Sunday, May 29, 2016
Once called Decoration Day
Memorial Day, originally called Decoration Day, is a day of remembrance for those who have died in service of the United States of America. Waterloo N.Y. was officially declared the birthplace of Memorial Day by President Lyndon Johnson in May 1966.
Memorial Day was borne out of the Civil War and a desire to honor our dead. On 5 May 1868 by General John Logan, national commander of the Grand Army of the Republic, declared “The 30th of May, 1868, is designated for the purpose of strewing with flowers, or otherwise decorating the graves of comrades who died in defense of their country during the late rebellion, and whose bodies now lie in almost every city, village and hamlet churchyard in the land.” The date does not commemorate a particular battle’s anniversary.
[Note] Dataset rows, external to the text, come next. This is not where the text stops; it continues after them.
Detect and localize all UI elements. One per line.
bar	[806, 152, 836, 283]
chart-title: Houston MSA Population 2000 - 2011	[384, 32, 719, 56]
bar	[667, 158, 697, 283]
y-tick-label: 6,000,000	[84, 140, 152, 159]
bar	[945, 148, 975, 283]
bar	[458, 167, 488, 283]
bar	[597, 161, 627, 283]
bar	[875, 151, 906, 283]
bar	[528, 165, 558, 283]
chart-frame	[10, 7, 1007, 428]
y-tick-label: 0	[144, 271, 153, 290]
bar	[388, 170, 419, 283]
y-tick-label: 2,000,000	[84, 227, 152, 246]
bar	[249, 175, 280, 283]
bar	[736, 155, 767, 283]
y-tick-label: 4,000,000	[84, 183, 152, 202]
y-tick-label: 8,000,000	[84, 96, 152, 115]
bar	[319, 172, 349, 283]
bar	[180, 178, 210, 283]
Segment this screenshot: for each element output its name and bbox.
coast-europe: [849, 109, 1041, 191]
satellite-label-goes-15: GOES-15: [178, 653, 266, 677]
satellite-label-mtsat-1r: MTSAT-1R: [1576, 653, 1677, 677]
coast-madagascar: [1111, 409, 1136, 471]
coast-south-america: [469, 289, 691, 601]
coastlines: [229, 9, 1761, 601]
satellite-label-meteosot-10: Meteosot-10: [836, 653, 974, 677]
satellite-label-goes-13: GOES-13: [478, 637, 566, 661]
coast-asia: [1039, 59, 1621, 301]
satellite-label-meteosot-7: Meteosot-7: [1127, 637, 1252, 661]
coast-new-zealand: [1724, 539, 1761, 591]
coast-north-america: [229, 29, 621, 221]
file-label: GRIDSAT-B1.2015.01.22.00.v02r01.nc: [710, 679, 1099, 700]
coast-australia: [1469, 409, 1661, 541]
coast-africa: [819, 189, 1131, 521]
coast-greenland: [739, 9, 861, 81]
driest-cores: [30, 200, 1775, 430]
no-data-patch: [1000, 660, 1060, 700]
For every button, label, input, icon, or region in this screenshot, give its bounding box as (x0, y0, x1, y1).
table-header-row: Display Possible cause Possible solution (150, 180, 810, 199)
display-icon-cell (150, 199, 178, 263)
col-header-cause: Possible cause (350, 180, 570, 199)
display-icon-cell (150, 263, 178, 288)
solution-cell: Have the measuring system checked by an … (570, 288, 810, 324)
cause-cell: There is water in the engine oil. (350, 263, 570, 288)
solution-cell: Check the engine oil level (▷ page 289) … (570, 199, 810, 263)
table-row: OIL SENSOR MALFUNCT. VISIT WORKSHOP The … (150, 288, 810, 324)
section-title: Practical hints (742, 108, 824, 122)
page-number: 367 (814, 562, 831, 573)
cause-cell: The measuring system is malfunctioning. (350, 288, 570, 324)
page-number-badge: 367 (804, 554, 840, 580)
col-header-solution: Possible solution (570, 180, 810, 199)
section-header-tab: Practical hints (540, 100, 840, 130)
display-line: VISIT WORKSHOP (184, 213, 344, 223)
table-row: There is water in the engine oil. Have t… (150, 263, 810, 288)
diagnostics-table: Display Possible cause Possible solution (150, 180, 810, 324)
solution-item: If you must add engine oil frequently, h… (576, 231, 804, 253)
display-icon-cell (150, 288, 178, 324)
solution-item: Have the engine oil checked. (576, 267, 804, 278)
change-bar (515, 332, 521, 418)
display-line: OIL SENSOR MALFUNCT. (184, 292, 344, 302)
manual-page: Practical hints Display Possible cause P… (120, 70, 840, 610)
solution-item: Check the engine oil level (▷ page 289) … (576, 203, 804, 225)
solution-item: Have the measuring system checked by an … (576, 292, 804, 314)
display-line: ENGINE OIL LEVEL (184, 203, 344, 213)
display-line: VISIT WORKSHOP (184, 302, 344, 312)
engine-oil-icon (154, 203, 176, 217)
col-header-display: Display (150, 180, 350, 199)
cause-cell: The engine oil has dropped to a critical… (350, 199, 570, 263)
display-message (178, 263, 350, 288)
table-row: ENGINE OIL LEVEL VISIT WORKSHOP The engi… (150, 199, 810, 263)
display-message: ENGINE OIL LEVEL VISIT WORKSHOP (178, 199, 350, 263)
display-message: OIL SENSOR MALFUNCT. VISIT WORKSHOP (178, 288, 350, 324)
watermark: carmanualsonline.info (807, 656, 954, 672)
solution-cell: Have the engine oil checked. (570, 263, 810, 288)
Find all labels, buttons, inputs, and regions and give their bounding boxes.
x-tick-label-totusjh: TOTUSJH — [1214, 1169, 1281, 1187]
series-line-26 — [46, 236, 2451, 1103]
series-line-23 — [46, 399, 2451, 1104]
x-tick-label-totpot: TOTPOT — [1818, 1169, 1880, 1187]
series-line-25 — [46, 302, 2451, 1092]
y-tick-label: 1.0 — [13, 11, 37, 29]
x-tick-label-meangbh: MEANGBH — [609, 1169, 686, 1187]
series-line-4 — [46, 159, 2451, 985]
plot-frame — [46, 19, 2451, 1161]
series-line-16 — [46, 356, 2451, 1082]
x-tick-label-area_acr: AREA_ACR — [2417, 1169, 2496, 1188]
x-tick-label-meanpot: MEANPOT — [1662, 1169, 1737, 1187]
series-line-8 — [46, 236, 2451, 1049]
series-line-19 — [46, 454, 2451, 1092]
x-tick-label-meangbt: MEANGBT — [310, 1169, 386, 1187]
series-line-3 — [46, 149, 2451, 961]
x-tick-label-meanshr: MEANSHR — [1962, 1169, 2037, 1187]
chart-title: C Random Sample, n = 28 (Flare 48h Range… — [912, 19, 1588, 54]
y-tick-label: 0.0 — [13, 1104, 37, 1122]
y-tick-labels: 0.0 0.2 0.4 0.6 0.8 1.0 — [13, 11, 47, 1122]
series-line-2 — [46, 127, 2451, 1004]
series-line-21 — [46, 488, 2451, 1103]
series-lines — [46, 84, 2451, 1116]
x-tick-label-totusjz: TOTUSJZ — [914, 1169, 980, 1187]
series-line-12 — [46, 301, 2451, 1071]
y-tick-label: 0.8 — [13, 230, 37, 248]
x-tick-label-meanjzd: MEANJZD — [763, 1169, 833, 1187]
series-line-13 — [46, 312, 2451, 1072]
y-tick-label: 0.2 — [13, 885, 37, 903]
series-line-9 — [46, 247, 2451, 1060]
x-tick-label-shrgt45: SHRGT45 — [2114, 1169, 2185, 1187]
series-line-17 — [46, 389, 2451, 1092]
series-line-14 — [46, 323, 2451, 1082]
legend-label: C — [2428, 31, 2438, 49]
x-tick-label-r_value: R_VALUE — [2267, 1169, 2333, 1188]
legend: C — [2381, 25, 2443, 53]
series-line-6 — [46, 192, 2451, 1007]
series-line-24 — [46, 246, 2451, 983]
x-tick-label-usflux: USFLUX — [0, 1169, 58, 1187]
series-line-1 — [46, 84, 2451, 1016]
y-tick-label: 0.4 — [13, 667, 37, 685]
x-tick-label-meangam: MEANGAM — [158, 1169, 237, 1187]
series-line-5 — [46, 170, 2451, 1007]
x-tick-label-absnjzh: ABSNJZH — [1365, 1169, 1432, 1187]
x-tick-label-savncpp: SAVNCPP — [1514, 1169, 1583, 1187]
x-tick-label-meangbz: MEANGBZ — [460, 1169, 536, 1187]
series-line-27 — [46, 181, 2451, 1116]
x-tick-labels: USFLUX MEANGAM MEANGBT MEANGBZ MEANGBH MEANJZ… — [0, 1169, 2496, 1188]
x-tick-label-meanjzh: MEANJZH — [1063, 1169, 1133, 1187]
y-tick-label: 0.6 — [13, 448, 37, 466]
The first Decoration Day honored the graves of the 20,000 Union and Confederate soldiers.
Red Poppies became a symbol of Memorial Day when Moina Michael, inspired by the poem, “In Flanders Fields” wrote:
We cherish too, the Poppy red that grows of fields where valor led. It seems to signal to the skies that blood of heroes never dies.
National Moment of Remembrance
A resolution of Congress asks Americans at 3:00 p.m. local time to voluntarily and informally observe in their own way a moment of remembrance and respect, pausing from whatever they are doing for a moment of silence or listen to Taps.